Of all the people who suffered, and were destined to suffer, from Jenny Walcheren’s death, the heart that bled the most has been mentioned the least, because it bled so silently and unobtrusively. Poor Mrs Crampton! Who can estimate the depth and length and breadth of a mother’s love?
Whilst Mr Crampton had been noisily giving way to his indignation and suspicions down at Dover, and Frederick Walcheren had been lapped in despair, and Henry Hindes had been compelled to hide his dastardly dread under an assumption of friendly concern, she had been bowed beneath the weight of her sorrow at home. It was so hard to believe it. Her Jenny!—whom she had never parted from since she was a little baby at her breast. She sat passive, silent and incredulous, in her darkened room, trying to realise that Jenny would never come home again, except in her coffin. Her husband had wired her to say that he and Mr Hindes would return on the Tuesday evening, bringing that with him, which was all that was left of their daughter. The poor, stricken mother could not believe it. She tried to make herself do so. She kept on talking to Aunt Clem about Jenny, of her childhood, her wilfulness, and her beauty, but still the tears would not come, and the poor heart was unrelieved.
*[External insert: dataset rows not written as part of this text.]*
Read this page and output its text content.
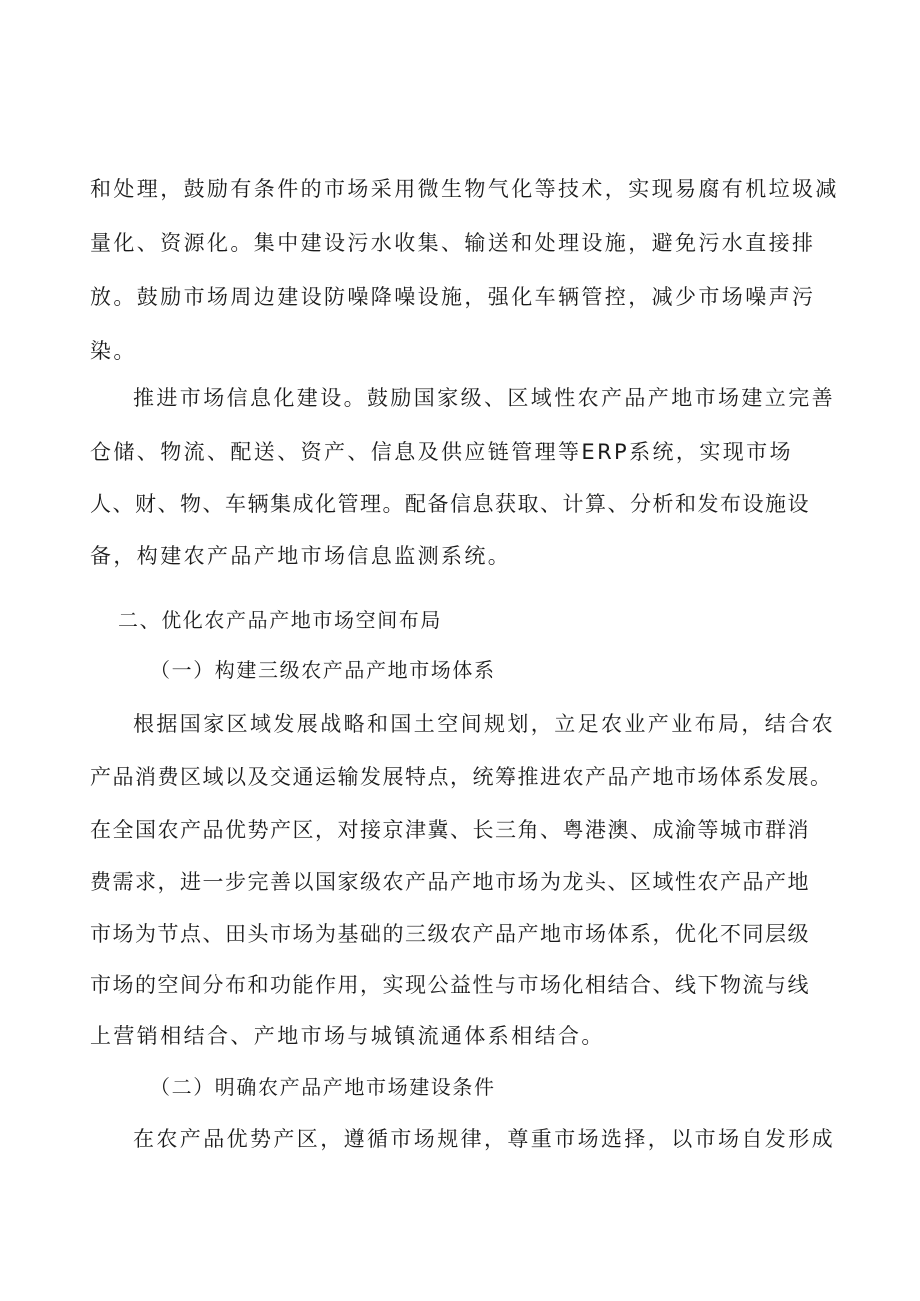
和处理，鼓励有条件的市场采用微生物气化等技术，实现易腐有机垃圾减
量化、资源化。集中建设污水收集、输送和处理设施，避免污水直接排
放。鼓励市场周边建设防噪降噪设施，强化车辆管控，减少市场噪声污
染。
推进市场信息化建设。鼓励国家级、区域性农产品产地市场建立完善
仓储、物流、配送、资产、信息及供应链管理等ERP系统，实现市场
人、财、物、车辆集成化管理。配备信息获取、计算、分析和发布设施设
备，构建农产品产地市场信息监测系统。
二、优化农产品产地市场空间布局
（一）构建三级农产品产地市场体系
根据国家区域发展战略和国土空间规划，立足农业产业布局，结合农
产品消费区域以及交通运输发展特点，统筹推进农产品产地市场体系发展。
在全国农产品优势产区，对接京津冀、长三角、粤港澳、成渝等城市群消
费需求，进一步完善以国家级农产品产地市场为龙头、区域性农产品产地
市场为节点、田头市场为基础的三级农产品产地市场体系，优化不同层级
市场的空间分布和功能作用，实现公益性与市场化相结合、线下物流与线
上营销相结合、产地市场与城镇流通体系相结合。
（二）明确农产品产地市场建设条件
在农产品优势产区，遵循市场规律，尊重市场选择，以市场自发形成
‘I wish I could cry, Clem,’ she said pathetically, ‘I wish I could cry; but, whenever I think it is coming, a great, hard lump seems to rise in my throat and drive it back again. I fancy I should feel better in my head if I could cry. Talk to me, Clem, of when she was a little girl.’
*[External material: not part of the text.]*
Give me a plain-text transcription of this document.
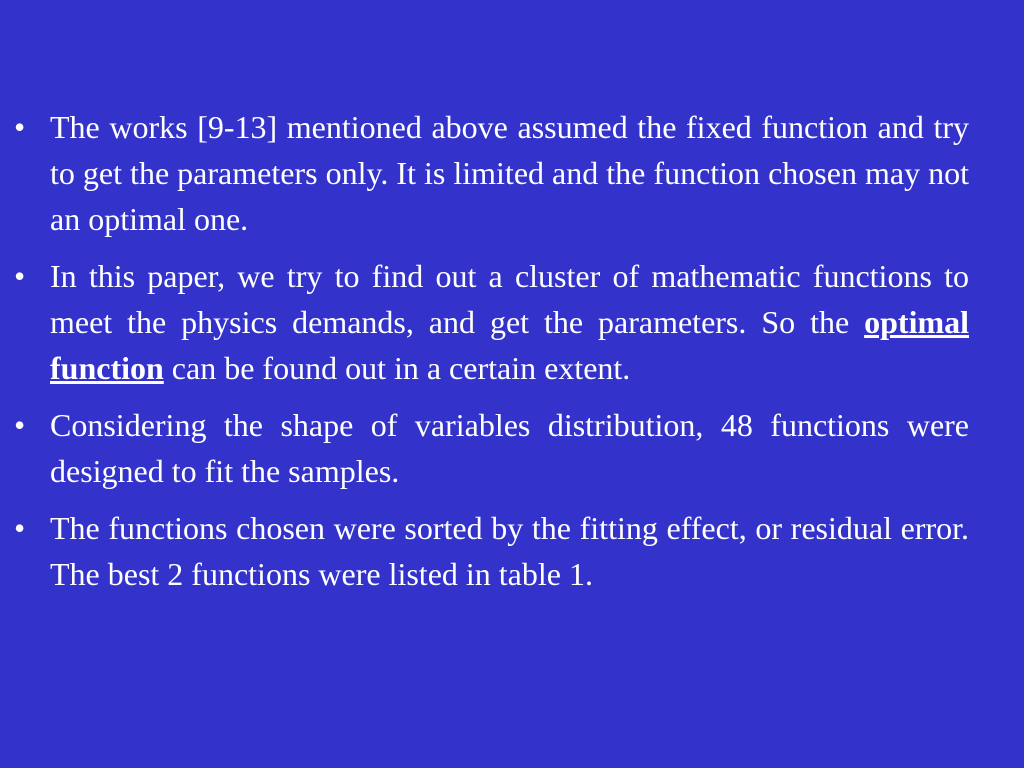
• The works [9-13] mentioned above assumed the fixed function and try to get the parameters only. It is limited and the function chosen may not an optimal one.
• In this paper, we try to find out a cluster of mathematic functions to meet the physics demands, and get the parameters. So the optimal function can be found out in a certain extent.
• Considering the shape of variables distribution, 48 functions were designed to fit the samples.
• The functions chosen were sorted by the fitting effect, or residual error. The best 2 functions were listed in table 1.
‘She was a sweet little girl,’ said poor Aunt Clem, mendaciously, ‘a little fond of her own way, perhaps, but very loving and obedient.’
‘Oh! no, Clem, not obedient, I think,’ replied Mrs Crampton, ‘but always loving. I remember, when she was a baby, how I used to look at her and wonder if she would ever grow up to be a woman. I had lost so many of them, you see, Clem—five darlings buried, one after another—until I was quite afraid to grow fond of a baby for fear it should be taken from me. I can never forget those burials. They used to tear my heart in two, and bury a piece of it every time. I went to see the two first buried,—those were little John and Edmund, you know, Clem; but, afterwards, I couldn’t bear the sight. It seemed so hopeless my having any children, until my Jenny came, so different from all the others, who had been sickly little creatures; but she was so fat and bonny that the doctor said to me, “Well, you’ve got a thriving child this time, Mrs Crampton.” And yet it was many years, Clem, before I dared to spend my whole love on her. I felt as if she were to go too—that I must die. And yet you see she has gone, and I can sit and talk about it to you, and do not even cry. It is very strange; I am afraid there must be something wrong with my head,’ and she passed her hand in a puzzled manner over her forehead as she spoke.